A working paper released earlier this month examines the link between gas prices and urban sprawl [PDF]. Georges Tanguay and Ian Gingras, researchers from the University of Quebec, analyzed data from the 12 largest metro areas in Canada and found that high gas prices lead to decreased urban sprawl.
On average, a 1% increase in gas prices has caused: i) a .32% increase in the population living in the inner city and ii) a 1.28% decrease in low-density housing units.
The researchers also found that a 1% increase income increase can lead to a 0.23% decrease of people living in the city center, increasing urban sprawl.
Overall, the effect of gas price is substantial given that in a long-term horizon, it is legitimate to believe that gas prices could increase. Obviously, other factors may offset these effects, notably household income.

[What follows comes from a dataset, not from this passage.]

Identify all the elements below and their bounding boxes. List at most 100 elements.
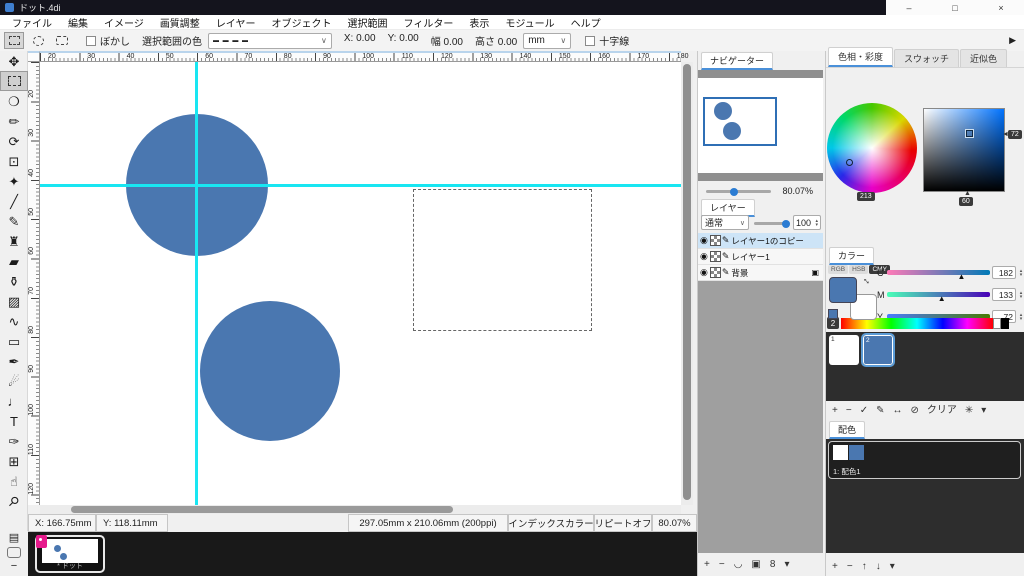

They also conclude that because household income will cancel out the affect of gas prices on urban sprawl, decreasing the price of public transportation would help reduce urban sprawl.
The authors admit that it's difficult to make these generalizations without looking at the reasons for sprawl in individual metro areas.
Nonetheless, as gas prices continue to rise, the authors believe this study could encourage politicians to refrain from calling for lower gas prices.
Some support government intervention to lower gas prices when they increase considerably. However, governments that want to hinder urban sprawl could emphasize the role of a large increase in gas prices.
Cheaper gas certainly won't help curb sprawl, but don't expect any politicians calling for an increase in gas prices anytime soon. Even if they would be smart to promote less auto-dependent urban communities as gas prices will continue to rise over the long-term.